Week in review (9/6 to 9/12)

The White House during the week received a report from a special committee assigned to assess NASA’s goals. The panel recommends NASA shelve the idea of rapidly returning to the moon – the Constellation Program – and instead focus on nurturing a robust commercial space industry to handle short-term objectives.

The recommendations from the Review of U.S. Human Space Flight Plans Committee stops short of explicitly rejecting the goal of launching a mission back to the moon. All that hasn’t stopped NASA from moving forward on the Constellation Program.

During the week NASA and ATK conducted the first test of the Ares I first stage rocket motor. The test was in Utah. The solid rocket booster is planned for NASA's Ares I and Ares V rockets, key vehicles in the Constellation Program. Michoud Assembly Facility in New Orleans and Stennis Space Center, Miss., are key NASA facilities on the Gulf Coast, and both are involved in Constellation.

- QinetiQ North America subsidiary, Analex Corp., was honored as large business prime contractor of 2009 by NASA's Kennedy Space Center. It’s for engineering and technical management services. QinetiQ, of Fairfax, Va., has an operation in Long Beach, Miss.

The 33rd Fighter Wing ended a 30-year history at Eglin Air Force Base when the wing’s last three F-15s left the base during the week and headed for Arizona. The wing is preparing to host the Joint Strike Fighter Training School. The official transition doesn’t take place until early next month.

- Maj. Gen. Mary Kay Hertog has assumed command during the week of the 2nd Air Force at Keesler Air Force Base, Miss., from Maj. Gen. Alfred Flowers. The 2nd Air Force at Keesler is the Air Education and Training Command organization that oversees technical and combat training for 250,000 students annually.

EADS chief Louis Gallois says Airbus did nothing wrong in a trade dispute with the U.S. over subsidies, and called for a negotiated settlement with Boeing. In an interview published during the week in La Tribune, Gallois defended the system of government launch aid, calling it more transparent than "opaque subsidies" he said Boeing receives. The World Trade Organization issued a ruling that has yet to be made public.
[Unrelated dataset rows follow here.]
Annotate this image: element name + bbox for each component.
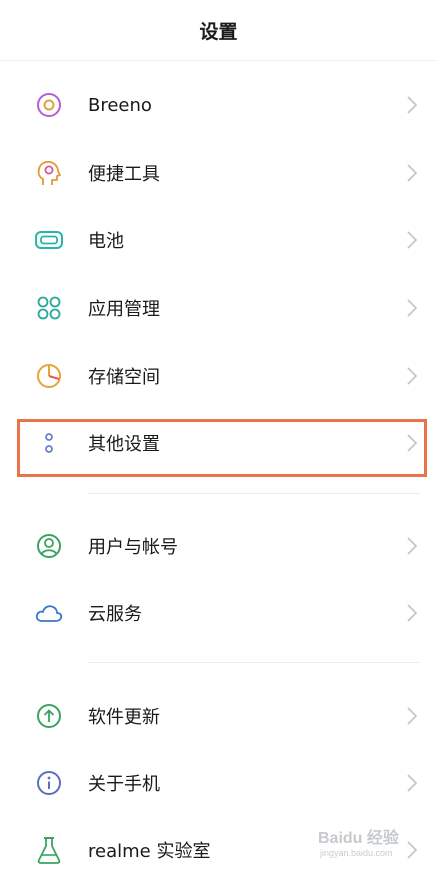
settings-item-storage[interactable]: 存储空间 <box>0 346 437 406</box>
chevron-right-icon <box>405 163 419 183</box>
settings-item-label: 关于手机 <box>88 774 160 795</box>
settings-item-breeno[interactable]: Breeno <box>0 75 437 135</box>
software-update-icon <box>35 702 63 730</box>
settings-item-user-account[interactable]: 用户与帐号 <box>0 516 437 576</box>
settings-item-other-settings[interactable]: 其他设置 <box>0 413 437 473</box>
settings-item-about-phone[interactable]: 关于手机 <box>0 753 437 813</box>
chevron-right-icon <box>405 536 419 556</box>
settings-item-label: 电池 <box>88 231 124 252</box>
chevron-right-icon <box>405 433 419 453</box>
settings-item-label: 其他设置 <box>88 434 160 455</box>
settings-item-label: 云服务 <box>88 604 142 625</box>
settings-item-convenience-tools[interactable]: 便捷工具 <box>0 143 437 203</box>
settings-item-label: realme 实验室 <box>88 841 211 862</box>
chevron-right-icon <box>405 298 419 318</box>
page-title: 设置 <box>199 20 238 43</box>
settings-item-cloud[interactable]: 云服务 <box>0 583 437 643</box>
battery-icon <box>35 226 63 254</box>
settings-item-label: Breeno <box>88 94 152 116</box>
section-divider <box>88 493 420 494</box>
chevron-right-icon <box>405 230 419 250</box>
settings-item-label: 便捷工具 <box>88 164 160 185</box>
user-account-icon <box>35 532 63 560</box>
about-phone-icon <box>35 769 63 797</box>
chevron-right-icon <box>405 95 419 115</box>
settings-item-label: 存储空间 <box>88 367 160 388</box>
convenience-tools-icon <box>35 159 63 187</box>
section-divider <box>88 662 420 663</box>
chevron-right-icon <box>405 603 419 623</box>
chevron-right-icon <box>405 706 419 726</box>
lab-flask-icon <box>35 836 63 864</box>
breeno-icon <box>35 91 63 119</box>
watermark-subtext: jingyan.baidu.com <box>320 848 393 858</box>
watermark-text: Baidu 经验 <box>318 830 399 847</box>
app-management-icon <box>35 294 63 322</box>
chevron-right-icon <box>405 366 419 386</box>
chevron-right-icon <box>405 773 419 793</box>
header-bar: 设置 <box>0 0 437 61</box>
settings-item-software-update[interactable]: 软件更新 <box>0 686 437 746</box>
settings-item-label: 应用管理 <box>88 299 160 320</box>
settings-item-label: 软件更新 <box>88 707 160 728</box>
storage-icon <box>35 362 63 390</box>
baidu-watermark: Baidu 经验 jingyan.baidu.com <box>318 824 418 868</box>
settings-item-app-management[interactable]: 应用管理 <box>0 278 437 338</box>
cloud-icon <box>35 599 63 627</box>
settings-item-battery[interactable]: 电池 <box>0 210 437 270</box>
settings-item-label: 用户与帐号 <box>88 537 178 558</box>
other-settings-icon <box>35 429 63 457</box>
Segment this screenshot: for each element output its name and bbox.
The ruling is of interest to the Gulf Coast because Boeing is competing against the Northrop Grumman/EADS to build Air Force tankers. EADS wants to assemble them in Mobile, Ala.
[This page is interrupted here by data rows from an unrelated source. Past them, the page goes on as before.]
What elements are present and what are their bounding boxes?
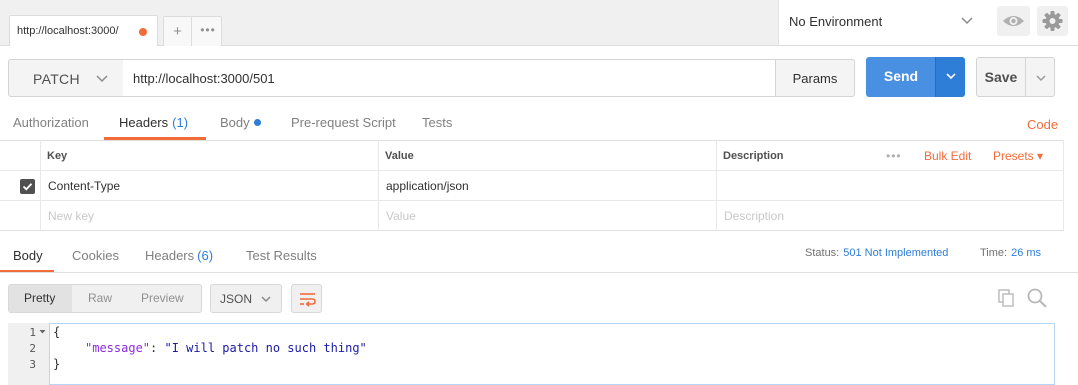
format-select-value: JSON [220, 292, 253, 306]
url-input[interactable]: http://localhost:3000/501 [123, 59, 776, 97]
time-label: Time: [980, 247, 1008, 259]
fold-arrow-icon[interactable] [39, 329, 46, 335]
environment-select-value: No Environment [789, 14, 883, 29]
body-indicator-dot-icon [253, 119, 261, 126]
table-divider [40, 140, 41, 231]
checkmark-icon [22, 183, 33, 191]
response-tabs-divider [0, 272, 1078, 273]
tab-headers-label: Headers [119, 115, 169, 130]
header-enabled-checkbox[interactable] [20, 179, 35, 194]
tab-controls: + ••• [163, 16, 222, 46]
gear-icon [1042, 11, 1063, 31]
headers-table: Key Value Description ••• Bulk Edit Pres… [0, 140, 1064, 231]
response-tab-cookies[interactable]: Cookies [72, 248, 119, 263]
time-readout: Time: 26 ms [980, 247, 1041, 259]
unsaved-dot-icon [139, 28, 147, 36]
request-tab-label: http://localhost:3000/ [17, 25, 119, 37]
response-tab-headers-label: Headers [145, 248, 195, 263]
code-line-1: { [53, 325, 61, 339]
tab-tests[interactable]: Tests [422, 115, 452, 130]
tab-prerequest-script[interactable]: Pre-request Script [291, 115, 396, 130]
tab-body[interactable]: Body [220, 115, 261, 130]
pretty-button[interactable]: Pretty [24, 291, 55, 305]
status-value: 501 Not Implemented [843, 247, 949, 259]
new-tab-button[interactable]: + [164, 17, 192, 46]
table-divider [378, 140, 379, 231]
params-button[interactable]: Params [775, 59, 855, 97]
tab-more-button[interactable]: ••• [193, 17, 223, 46]
wrap-lines-icon [300, 293, 316, 307]
table-divider [1063, 140, 1064, 231]
send-button[interactable]: Send [866, 57, 936, 97]
chevron-down-icon [96, 75, 108, 83]
url-input-value: http://localhost:3000/501 [133, 71, 275, 86]
response-tab-test-results[interactable]: Test Results [246, 248, 317, 263]
table-divider [716, 140, 717, 231]
save-dropdown-button[interactable] [1025, 57, 1055, 97]
table-row-new: New key Value Description [0, 201, 1064, 231]
headers-count: (1) [172, 115, 189, 130]
save-button[interactable]: Save [976, 57, 1026, 97]
environment-quick-look-button[interactable] [997, 6, 1030, 36]
params-button-label: Params [792, 71, 838, 86]
new-key-input[interactable]: New key [48, 209, 94, 239]
line-number: 2 [29, 342, 36, 355]
preview-button[interactable]: Preview [141, 291, 184, 305]
tab-authorization[interactable]: Authorization [13, 115, 89, 130]
chevron-down-icon [261, 296, 271, 303]
method-select[interactable]: PATCH [8, 59, 124, 97]
copy-icon[interactable] [996, 288, 1016, 308]
json-key: "message" [85, 341, 151, 355]
status-label: Status: [805, 247, 840, 259]
send-button-label: Send [883, 68, 919, 84]
raw-button[interactable]: Raw [88, 291, 112, 305]
table-row: Content-Type application/json [0, 171, 1064, 201]
new-value-input[interactable]: Value [386, 209, 416, 239]
environment-select[interactable]: No Environment [778, 6, 988, 36]
search-icon[interactable] [1026, 287, 1048, 309]
chevron-down-icon [946, 73, 956, 80]
manage-environments-button[interactable] [1037, 6, 1068, 36]
wrap-lines-button[interactable] [291, 284, 322, 313]
request-tab[interactable]: http://localhost:3000/ [9, 15, 158, 46]
time-value: 26 ms [1011, 247, 1042, 259]
response-tab-body[interactable]: Body [13, 248, 43, 263]
line-number: 3 [29, 358, 36, 371]
json-separator: : [150, 341, 165, 355]
tab-headers[interactable]: Headers (1) [119, 115, 188, 130]
save-button-label: Save [984, 69, 1018, 85]
json-string-value: "I will patch no such thing" [164, 341, 367, 355]
table-header-row: Key Value Description ••• Bulk Edit Pres… [0, 141, 1064, 171]
chevron-down-icon [1036, 75, 1046, 82]
response-headers-count: (6) [197, 248, 214, 263]
code-link[interactable]: Code [1027, 117, 1058, 132]
response-tab-headers[interactable]: Headers (6) [145, 248, 213, 263]
format-select[interactable]: JSON [210, 284, 282, 313]
tab-body-label: Body [220, 115, 250, 130]
method-value: PATCH [33, 71, 80, 87]
status-readout: Status: 501 Not Implemented [805, 247, 948, 259]
line-number: 1 [29, 326, 36, 339]
eye-icon [1003, 16, 1024, 26]
code-line-3: } [53, 357, 61, 371]
send-dropdown-button[interactable] [935, 57, 965, 97]
new-description-input[interactable]: Description [724, 209, 784, 239]
chevron-down-icon [961, 17, 973, 25]
code-line-2: "message": "I will patch no such thing" [85, 341, 367, 355]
- Alabama Gov. Bob Riley got a close-up look at the tanker during the week while he was in Europe. The Birmingham News reported that Riley flew for an hour in an aerial tanker built by EADS’ Airbus during a visit to Spain. Riley also toured EADS aircraft-assembly bays in Madrid.

At least three contracts of interest to the Gulf Coast were awarded during the week. Jacobs Engineering Group Inc. received the third of four one-year options, valued at $98.1 million, on a contract for the U.S. Air Force Air Armament Center at Eglin Air Force Base, Fla., and other locations. … Defense Support Services LLC of Mount Laurel, N.J., was awarded an $86.4 million contract for acquisition of aircraft maintenance support services for Tyndall Air Force Base, Fla. … BAE Systems Technology Solutions and Services, Fort Walton Beach, Fla., was awarded a $7.4 million modification under previously awarded contract to exercise option two for operation and maintenance support for facilities operating under Naval Computer & Telecommunications Area Master Station Hawaii.